O objetivo primordial sempre foi mesmo o de segurar, por dois ou três dias, o viajante que percorre cerca de 2.500 quilômetros a caminho de Cuzco em busca das ruínas de Machu Picchu. E, assim, fazer correr (dentro e fora do País) o boca a boca sobre o novo destino de ecoturismo.

Os primeiros frutos do tal plano já foram colhidos. O número de visitantes no Estado vem aumentando desde o início do ano passado – a estimativa é de 25% em relação a 2009 -, principalmente depois que o circuito inaugural de arvorismo e tirolesa do Estado entrou em operação, em abril de 2010. A tendência é que os números continuem em ascensão. Afinal, 98% da Estrada do Pacífico foi concluída e os outros 2% estão previstos para serem entregues até julho.

Haja fôlego. Instalado no Eco-Park Ayshawa, em Xapuri, município que faz parte do Vale do Acre (região Sul do Estado) e fica a 188 km da capital Rio Branco, a atração que mescla trajetos sobre cordas e pedaços de madeira com quedas suportadas por cabos de aço caiu nas graças de quem está disposto a sentir a adrenalina subir.

São 250 metros de obstáculos meticulosamente construídos sobre árvores, além de duas tirolesas: uma de 60 metros de comprimento e 8 metros de altura, e outra que percorre 100 metros sobre um igarapé, do alto de 16 metros. Quando o guia avisa que fôlego e preparo físico são essenciais para cumprir todo o trajeto, não duvide. Um novo circuito de arvorismo, agora para atender as crianças, vai começar a ser operado em agosto. Assim como um campo de paintball para adultos.

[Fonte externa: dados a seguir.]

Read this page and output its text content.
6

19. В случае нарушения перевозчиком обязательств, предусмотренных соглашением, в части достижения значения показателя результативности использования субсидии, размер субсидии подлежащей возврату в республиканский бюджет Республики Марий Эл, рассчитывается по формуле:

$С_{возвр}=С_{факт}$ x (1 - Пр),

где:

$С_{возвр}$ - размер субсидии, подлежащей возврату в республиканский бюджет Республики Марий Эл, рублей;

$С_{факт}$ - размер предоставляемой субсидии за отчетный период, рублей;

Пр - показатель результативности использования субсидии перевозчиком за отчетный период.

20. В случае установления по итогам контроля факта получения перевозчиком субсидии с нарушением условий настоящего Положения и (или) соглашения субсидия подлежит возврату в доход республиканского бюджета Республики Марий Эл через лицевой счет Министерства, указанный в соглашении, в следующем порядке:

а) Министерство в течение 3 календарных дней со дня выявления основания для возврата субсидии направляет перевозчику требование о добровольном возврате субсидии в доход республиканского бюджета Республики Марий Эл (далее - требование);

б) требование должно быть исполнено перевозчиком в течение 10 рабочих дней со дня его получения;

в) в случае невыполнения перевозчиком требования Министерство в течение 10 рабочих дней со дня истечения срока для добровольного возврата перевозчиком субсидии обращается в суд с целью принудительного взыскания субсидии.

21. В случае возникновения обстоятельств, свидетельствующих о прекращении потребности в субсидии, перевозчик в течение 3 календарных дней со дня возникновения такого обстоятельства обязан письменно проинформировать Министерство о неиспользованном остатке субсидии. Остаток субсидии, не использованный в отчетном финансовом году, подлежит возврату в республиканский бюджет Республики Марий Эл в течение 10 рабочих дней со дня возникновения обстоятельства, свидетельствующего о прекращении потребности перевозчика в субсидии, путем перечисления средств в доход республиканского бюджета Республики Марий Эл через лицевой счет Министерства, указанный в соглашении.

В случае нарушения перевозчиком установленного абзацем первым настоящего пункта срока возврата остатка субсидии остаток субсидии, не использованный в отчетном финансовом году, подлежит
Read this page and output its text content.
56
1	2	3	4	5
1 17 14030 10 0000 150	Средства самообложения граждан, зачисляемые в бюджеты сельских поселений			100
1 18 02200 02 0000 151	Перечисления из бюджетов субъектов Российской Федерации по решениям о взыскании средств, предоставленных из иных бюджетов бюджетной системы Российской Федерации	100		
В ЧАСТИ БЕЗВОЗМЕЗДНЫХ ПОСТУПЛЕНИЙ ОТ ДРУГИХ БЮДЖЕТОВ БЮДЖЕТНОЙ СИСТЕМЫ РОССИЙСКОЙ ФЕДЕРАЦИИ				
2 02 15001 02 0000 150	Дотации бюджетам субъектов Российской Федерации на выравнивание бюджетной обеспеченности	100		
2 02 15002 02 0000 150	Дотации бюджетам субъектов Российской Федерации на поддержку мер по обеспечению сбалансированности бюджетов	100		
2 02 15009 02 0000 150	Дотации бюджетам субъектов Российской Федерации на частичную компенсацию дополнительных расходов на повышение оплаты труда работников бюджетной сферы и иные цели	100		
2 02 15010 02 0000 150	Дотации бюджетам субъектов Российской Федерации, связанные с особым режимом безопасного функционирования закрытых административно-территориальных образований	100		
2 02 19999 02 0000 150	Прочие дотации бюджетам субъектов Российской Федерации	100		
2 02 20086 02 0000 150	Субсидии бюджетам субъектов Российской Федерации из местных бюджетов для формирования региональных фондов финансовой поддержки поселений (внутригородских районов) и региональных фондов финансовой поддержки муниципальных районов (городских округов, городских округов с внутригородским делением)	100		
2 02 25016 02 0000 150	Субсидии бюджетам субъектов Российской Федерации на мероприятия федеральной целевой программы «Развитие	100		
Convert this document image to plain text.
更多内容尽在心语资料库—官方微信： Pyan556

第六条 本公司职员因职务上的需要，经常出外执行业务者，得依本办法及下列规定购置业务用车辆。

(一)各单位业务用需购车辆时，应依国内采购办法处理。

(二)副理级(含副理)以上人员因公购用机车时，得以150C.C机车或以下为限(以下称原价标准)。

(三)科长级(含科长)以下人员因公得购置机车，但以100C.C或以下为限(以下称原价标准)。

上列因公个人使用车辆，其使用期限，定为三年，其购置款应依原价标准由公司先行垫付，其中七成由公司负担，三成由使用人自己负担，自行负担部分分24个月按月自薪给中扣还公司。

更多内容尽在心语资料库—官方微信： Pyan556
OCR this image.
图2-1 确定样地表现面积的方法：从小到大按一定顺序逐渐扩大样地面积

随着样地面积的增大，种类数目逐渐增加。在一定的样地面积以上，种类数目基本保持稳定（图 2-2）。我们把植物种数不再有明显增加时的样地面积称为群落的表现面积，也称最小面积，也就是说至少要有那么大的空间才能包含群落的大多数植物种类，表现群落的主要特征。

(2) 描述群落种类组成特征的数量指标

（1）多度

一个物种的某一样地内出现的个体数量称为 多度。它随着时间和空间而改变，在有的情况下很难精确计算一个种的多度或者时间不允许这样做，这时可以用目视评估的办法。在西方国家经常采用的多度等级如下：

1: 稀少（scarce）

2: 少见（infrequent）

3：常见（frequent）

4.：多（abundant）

Além do parque, o proprietário Victor Toledo Pontes também investiu em uma pousada que acomoda até 40 pessoas. Nascido em Rio Branco, ele apostou na essência da cultura local para ganhar clientes. Simples, porém confortável; rústica, mas com todas as facilidades necessárias, a Ayshawa recebe hóspedes desde o início de 2008.

Dali, o turista está a poucos minutos do centrinho de Xapuri e pode até escolher de que forma prefere explorá-lo: a pé, a cavalo ou de bicicleta. O tour pela cidade onde Chico Mendes nasceu e fez história começa exatamente na casa onde ele viveu. Tombada em 2008 pelo Patrimônio Histórico Nacional, guarda os móveis, utensílios e livros do líder sindicalista. A porta da cozinha que dá acesso ao banheiro, lá no quintal, ainda preserva resquícios do sangue do herói acriano, que em 1988 foi assassinado a mando de grandes fazendeiros.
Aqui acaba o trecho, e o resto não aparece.